There are a few things that you need to know right away. Here is a guide to what you need to do to be sure that you are up to the task that you have been trusted to do. You may also want to have your own attorney, simply for consultation, just to make sure that you are doing everything correctly.
The first thing to do
When you are named as a trustee, the most important first task is to read and understand the trust documents. Every trust is created for a specific purpose, and you will be tasked with making sure that this happens. Key items include:
- All beneficiaries of the trust. Usually, it is the children of the person who has set up the trust in their will, but it may include other family members, pets, or charities.
- Any co-trustees or administrators. You are probably not alone in the administration of this trust. A bank or law firm may be named as a co-trustee or an independent investment advisor. In all such cases, you will need to talk with them, as they are the professionals.
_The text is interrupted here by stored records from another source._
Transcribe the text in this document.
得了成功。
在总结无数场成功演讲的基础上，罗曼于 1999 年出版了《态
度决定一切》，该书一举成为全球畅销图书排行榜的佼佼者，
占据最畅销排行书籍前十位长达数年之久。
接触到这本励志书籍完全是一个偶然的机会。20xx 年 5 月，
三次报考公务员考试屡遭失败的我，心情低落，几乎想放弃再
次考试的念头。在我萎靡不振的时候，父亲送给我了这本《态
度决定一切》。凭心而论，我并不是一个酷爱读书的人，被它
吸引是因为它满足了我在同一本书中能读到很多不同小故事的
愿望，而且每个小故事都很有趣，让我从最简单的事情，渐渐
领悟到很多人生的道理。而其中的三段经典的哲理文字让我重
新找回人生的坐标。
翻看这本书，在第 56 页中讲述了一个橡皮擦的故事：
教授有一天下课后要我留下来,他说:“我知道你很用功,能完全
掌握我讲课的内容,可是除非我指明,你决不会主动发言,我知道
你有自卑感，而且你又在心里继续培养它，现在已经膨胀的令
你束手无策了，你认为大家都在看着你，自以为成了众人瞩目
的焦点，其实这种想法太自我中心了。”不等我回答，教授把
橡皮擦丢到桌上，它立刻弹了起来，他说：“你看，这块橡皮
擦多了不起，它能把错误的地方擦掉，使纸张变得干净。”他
- The assets of the trust. Very often insurance policies are put into trusts to be paid out to surviving children or other beneficiaries. But if there is a sum of money or a business, it’s important to note what you will be administering.
- The term of the trust. Many trusts have a specific expiration date, such as when the child turns 25 years old or the beloved animal dies. At that date, any remaining money will go to whatever is specified by the trust.
There is a lot to know, but these are the basics. As a trustee, you are being asked ti execute a very specific set of instructions and you need to understand them.
What is your job?
Primarily, you are being trusted to be organized, execute the plan, and keep good records. That is pretty much it as a trustee.
You may be entitled to some compensation for your work, but in many cases where a family member has asked you to be a trustee it is because you are expected to do it for love.
Any further questions?
There are certainly going to be more questions as you get into the operation of the trust. It is very wise to at least consult with an attorney experienced in trust administration, if for no other reason than your own peace of mind. It can be the attorney who drafted the trust, but you may feel more comfortable with another opinion to be sure that you are doing what you were asked to do.
It is a great honor to be a trustee for a loved one, and you want to take it very seriously. It’s not that difficult, but you do have to pay attention to details. Don’t be afraid to ask for help and remember what the trust is for and you will do well. Always remember, they trusted you for a reason.